ALMOST EVERYTHING VARIES We live in a variable world, but within the variation we see among biological organisms there are predictable patterns. We use statistics to find and analyze these patterns. Consider any group of common things in nature—all people aged 22, all the cells in your liver, or all the blades of grass in your yard. Although they will have many similar characteristics, they will also have important differences. Men aged 22 tend to be taller than women aged 22, but of course not every man will be taller than every woman in this age group.

Natural variation can make it difficult to find general patterns. For example, scientists have determined that smoking increases the risk of developing lung cancer. But we know that not all smokers will develop lung cancer and not all nonsmokers will remain cancer-free. If we compare just one smoker with just one nonsmoker, we may end up drawing the wrong conclusion. So how did scientists discover this general pattern? How many smokers and nonsmokers did they examine before they felt confident about the risk of smoking?

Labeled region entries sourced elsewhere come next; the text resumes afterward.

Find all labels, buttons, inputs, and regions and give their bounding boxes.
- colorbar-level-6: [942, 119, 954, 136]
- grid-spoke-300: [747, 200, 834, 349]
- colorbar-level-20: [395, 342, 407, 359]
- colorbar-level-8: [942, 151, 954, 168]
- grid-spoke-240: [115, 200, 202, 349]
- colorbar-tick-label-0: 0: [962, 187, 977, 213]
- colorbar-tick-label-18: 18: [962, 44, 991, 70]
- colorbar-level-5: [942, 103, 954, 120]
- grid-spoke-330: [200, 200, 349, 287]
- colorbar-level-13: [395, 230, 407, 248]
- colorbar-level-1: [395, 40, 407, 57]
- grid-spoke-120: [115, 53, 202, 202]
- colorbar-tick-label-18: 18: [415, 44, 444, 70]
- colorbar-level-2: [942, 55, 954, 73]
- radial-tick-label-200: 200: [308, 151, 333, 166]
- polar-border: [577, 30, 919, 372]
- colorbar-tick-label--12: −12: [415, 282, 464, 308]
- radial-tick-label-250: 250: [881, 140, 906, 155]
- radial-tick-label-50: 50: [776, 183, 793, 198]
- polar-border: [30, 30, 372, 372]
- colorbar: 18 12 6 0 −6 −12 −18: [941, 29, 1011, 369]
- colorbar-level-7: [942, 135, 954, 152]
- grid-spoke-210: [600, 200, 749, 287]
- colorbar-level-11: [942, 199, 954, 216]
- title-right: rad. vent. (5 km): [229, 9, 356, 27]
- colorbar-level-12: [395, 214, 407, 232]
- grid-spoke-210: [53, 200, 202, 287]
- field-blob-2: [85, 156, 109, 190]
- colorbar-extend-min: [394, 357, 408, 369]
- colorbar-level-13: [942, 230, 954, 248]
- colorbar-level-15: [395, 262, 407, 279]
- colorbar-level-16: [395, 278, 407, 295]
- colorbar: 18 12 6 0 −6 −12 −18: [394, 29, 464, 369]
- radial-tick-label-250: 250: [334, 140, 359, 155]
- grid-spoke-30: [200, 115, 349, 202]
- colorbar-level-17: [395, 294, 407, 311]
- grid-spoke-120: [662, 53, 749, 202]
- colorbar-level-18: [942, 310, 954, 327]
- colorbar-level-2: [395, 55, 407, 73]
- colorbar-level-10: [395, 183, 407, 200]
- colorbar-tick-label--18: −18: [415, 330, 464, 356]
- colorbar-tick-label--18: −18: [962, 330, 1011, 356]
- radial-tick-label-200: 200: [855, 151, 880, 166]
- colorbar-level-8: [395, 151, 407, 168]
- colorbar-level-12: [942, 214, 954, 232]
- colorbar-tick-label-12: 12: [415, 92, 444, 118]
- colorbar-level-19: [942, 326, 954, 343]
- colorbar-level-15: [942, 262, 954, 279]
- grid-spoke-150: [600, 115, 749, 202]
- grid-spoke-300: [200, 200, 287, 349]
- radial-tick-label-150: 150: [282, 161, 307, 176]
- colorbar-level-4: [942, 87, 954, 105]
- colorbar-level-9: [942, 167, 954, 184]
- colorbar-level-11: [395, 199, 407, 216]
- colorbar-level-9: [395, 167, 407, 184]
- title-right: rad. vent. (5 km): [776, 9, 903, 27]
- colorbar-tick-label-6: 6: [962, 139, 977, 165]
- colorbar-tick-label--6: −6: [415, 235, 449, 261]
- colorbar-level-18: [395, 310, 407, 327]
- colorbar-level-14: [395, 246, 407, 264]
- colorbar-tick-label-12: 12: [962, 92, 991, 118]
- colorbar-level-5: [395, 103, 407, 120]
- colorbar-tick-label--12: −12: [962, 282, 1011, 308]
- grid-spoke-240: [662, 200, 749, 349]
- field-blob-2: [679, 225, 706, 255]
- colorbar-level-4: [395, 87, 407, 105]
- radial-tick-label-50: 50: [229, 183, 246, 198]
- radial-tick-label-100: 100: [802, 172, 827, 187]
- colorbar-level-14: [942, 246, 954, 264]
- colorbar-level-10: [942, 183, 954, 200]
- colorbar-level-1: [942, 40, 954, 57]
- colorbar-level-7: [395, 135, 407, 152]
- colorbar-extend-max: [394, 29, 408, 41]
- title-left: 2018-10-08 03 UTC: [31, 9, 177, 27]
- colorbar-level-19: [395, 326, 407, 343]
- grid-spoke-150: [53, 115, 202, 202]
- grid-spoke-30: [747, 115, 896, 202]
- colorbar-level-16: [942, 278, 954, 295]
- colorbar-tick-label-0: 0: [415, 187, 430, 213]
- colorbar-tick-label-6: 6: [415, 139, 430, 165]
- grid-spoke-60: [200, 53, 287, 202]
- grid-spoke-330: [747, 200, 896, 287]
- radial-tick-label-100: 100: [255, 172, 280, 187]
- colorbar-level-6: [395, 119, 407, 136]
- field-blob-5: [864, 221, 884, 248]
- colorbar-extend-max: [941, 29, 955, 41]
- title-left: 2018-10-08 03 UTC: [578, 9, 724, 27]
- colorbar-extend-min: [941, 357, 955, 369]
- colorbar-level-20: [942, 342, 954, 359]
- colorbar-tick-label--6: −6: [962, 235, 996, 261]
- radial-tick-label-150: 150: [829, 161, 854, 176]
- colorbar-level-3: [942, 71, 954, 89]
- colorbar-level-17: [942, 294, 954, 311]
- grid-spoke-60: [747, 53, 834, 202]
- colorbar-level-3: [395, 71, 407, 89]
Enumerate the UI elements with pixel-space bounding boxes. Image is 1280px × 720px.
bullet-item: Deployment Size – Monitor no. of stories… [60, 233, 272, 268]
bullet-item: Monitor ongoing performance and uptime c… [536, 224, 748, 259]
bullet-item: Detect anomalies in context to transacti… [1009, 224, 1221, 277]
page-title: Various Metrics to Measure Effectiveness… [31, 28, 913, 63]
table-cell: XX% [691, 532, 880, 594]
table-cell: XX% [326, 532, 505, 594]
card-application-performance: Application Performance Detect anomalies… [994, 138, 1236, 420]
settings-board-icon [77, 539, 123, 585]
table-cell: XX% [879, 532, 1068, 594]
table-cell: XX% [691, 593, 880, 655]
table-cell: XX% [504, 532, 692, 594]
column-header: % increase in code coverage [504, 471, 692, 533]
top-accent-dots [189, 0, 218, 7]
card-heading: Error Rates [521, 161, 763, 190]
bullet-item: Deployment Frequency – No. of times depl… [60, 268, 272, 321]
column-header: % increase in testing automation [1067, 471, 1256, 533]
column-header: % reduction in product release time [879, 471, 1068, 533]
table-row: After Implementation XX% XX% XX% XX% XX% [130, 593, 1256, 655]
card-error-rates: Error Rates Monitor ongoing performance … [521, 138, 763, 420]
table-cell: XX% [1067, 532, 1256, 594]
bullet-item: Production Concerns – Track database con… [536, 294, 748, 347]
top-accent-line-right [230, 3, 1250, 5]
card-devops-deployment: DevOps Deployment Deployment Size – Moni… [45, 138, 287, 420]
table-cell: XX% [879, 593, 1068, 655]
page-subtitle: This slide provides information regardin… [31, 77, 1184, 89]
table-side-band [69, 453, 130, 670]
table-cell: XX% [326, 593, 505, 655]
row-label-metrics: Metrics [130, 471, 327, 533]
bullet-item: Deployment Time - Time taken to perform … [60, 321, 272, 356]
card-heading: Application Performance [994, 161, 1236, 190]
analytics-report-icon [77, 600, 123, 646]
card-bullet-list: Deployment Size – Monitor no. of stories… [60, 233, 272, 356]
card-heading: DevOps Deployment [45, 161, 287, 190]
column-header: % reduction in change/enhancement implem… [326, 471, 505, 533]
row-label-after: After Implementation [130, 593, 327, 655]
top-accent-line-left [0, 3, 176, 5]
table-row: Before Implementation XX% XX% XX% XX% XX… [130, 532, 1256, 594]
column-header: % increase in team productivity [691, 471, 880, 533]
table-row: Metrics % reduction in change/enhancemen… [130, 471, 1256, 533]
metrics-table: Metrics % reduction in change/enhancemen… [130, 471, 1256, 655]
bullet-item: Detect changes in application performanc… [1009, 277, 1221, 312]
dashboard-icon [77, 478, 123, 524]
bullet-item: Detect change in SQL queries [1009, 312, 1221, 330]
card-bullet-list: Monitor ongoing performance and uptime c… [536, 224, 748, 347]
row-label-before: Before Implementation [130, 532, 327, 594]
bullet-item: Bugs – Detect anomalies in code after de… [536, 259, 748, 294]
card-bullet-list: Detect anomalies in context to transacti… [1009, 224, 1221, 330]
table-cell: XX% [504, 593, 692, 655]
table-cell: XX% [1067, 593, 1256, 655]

Statistics helps us find and describe general patterns in nature, and draw conclusions from those patterns.

AVOIDING FALSE POSITIVES AND FALSE NEGATIVES When a woman takes a pregnancy test, there is some chance that it will be positive even if she is not pregnant, and there is some chance that it will be negative even if she is pregnant. We call these kinds of mistakes “false positives” and “false negatives.”

Doing science is a bit like taking a medical test. We observe patterns in the world, and we try to draw conclusions about how the world works from those observations. Sometimes our observations lead us to draw the wrong conclusions. We might conclude that a phenomenon occurs, when it actually does not; or we might conclude that a phenomenon does not occur, when it actually does.

For example, planet Earth has been warming over the past century (see Key Concept 57.4). Ecologists are interested in whether plant and animal populations have been affected by global warming. If we have long-term information about the locations of species and about temperatures in certain areas, we can determine whether shifts in species distributions coincide with temperature changes. Such information, however, can be very complicated. Without proper statistical methods, one may not be able to detect the true impact of temperature, or instead may think a pattern exists when it does not.

Statistics helps us avoid drawing the wrong conclusions.